Artigos

“Na calada da noite” ou

“A imprensa continua a mesma”!

(Ernesto Germano – em dezembro 2007)

 

    Matéria no caderno internacional do Jornal do Brasil, em 14/12/07, destaca e comemora que “Os líderes da União Européia assinaram nesta quinta-feira em uma suntuosa cerimônia no Mosteiro dos Jerônimos de Lisboa o novo tratado que substitui a fracassada Constituição européia, e que deve facilitar as decisões no bloco (...)”. Outros jornais brasileiros noticiaram o fato, com maior ou menor destaque, mas todos aprovando a medida.

    Qual o problema? Simples!

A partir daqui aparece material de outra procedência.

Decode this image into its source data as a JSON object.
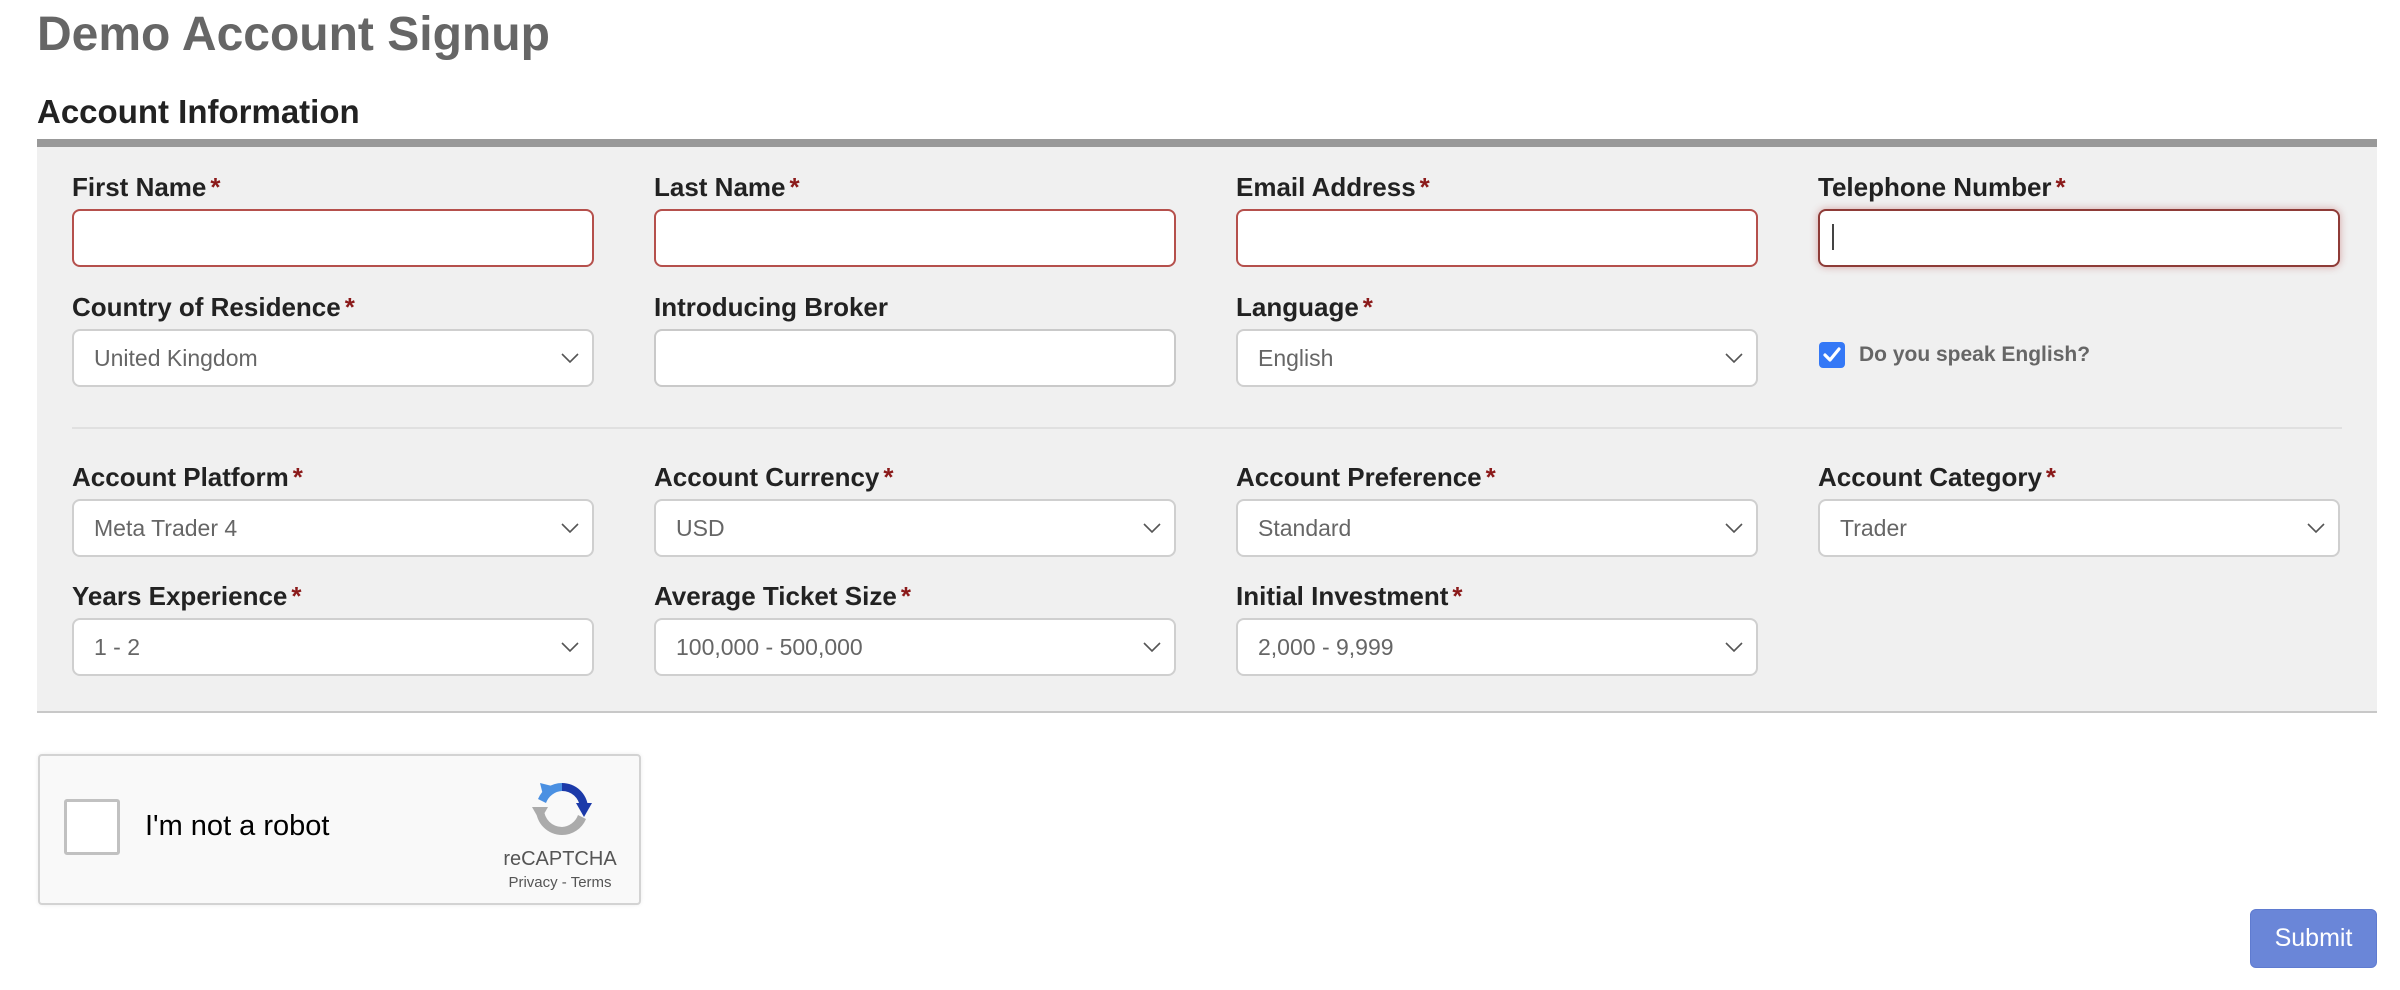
{
  "page": {
    "title": "Demo Account Signup",
    "section_heading": "Account Information"
  },
  "required_marker": "*",
  "fields": {
    "first_name": {
      "label": "First Name",
      "value": "",
      "required": true,
      "state": "invalid"
    },
    "last_name": {
      "label": "Last Name",
      "value": "",
      "required": true,
      "state": "invalid"
    },
    "email": {
      "label": "Email Address",
      "value": "",
      "required": true,
      "state": "invalid"
    },
    "telephone": {
      "label": "Telephone Number",
      "value": "",
      "required": true,
      "state": "focused-invalid"
    },
    "country": {
      "label": "Country of Residence",
      "value": "United Kingdom",
      "required": true
    },
    "introducing_broker": {
      "label": "Introducing Broker",
      "value": "",
      "required": false
    },
    "language": {
      "label": "Language",
      "value": "English",
      "required": true
    },
    "speak_english": {
      "label": "Do you speak English?",
      "checked": true
    },
    "account_platform": {
      "label": "Account Platform",
      "value": "Meta Trader 4",
      "required": true
    },
    "account_currency": {
      "label": "Account Currency",
      "value": "USD",
      "required": true
    },
    "account_preference": {
      "label": "Account Preference",
      "value": "Standard",
      "required": true
    },
    "account_category": {
      "label": "Account Category",
      "value": "Trader",
      "required": true
    },
    "years_experience": {
      "label": "Years Experience",
      "value": "1 - 2",
      "required": true
    },
    "average_ticket_size": {
      "label": "Average Ticket Size",
      "value": "100,000 - 500,000",
      "required": true
    },
    "initial_investment": {
      "label": "Initial Investment",
      "value": "2,000 - 9,999",
      "required": true
    }
  },
  "recaptcha": {
    "label": "I'm not a robot",
    "checked": false,
    "brand": "reCAPTCHA",
    "privacy_link": "Privacy",
    "separator": " - ",
    "terms_link": "Terms"
  },
  "actions": {
    "submit_label": "Submit"
  },
  "colors": {
    "required": "#8b1a1a",
    "invalid_border": "#b5504c",
    "checkbox": "#3478f6",
    "submit": "#6a86d8",
    "panel_bg": "#f0f0f0",
    "panel_border": "#999999"
  }
}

Mais um golpe bem urdido pelos neoliberais e pela direita européia e mais uma manipulação da notícia que só envergonha a profissão de jornalista.

    Em 2003, depois da ampliação da União Européia, os líderes liberais tentaram criar um modelo de Constituição comum à região, mais adaptado à ideologia de redução do papel do Estado e retirada dos direitos sociais. O problema é que este modelo de Constituição teria que ser aprovado pelos países membros e uma cláusula dizia que se um só país votasse contra todo o projeto seria suspenso.

    Alguns resolveram o problema de forma bem pouco democrática: Alemanha, Áustria, Itália, Bélgica e mais alguns resolveram fazer “eleição indireta” e os parlamentos bem afinados com a direita votaram favoráveis. A Inglaterra, Polônia, República Tcheca e outros ficaram aguardando os demais resultados. França, Holanda e Dinamarca convocaram plebiscito para a aprovação. E aí aconteceu a surpresa! Nos três o povo deu um sonoro “não” (54,86% dos votos) à Constituição proposta pelos liberais.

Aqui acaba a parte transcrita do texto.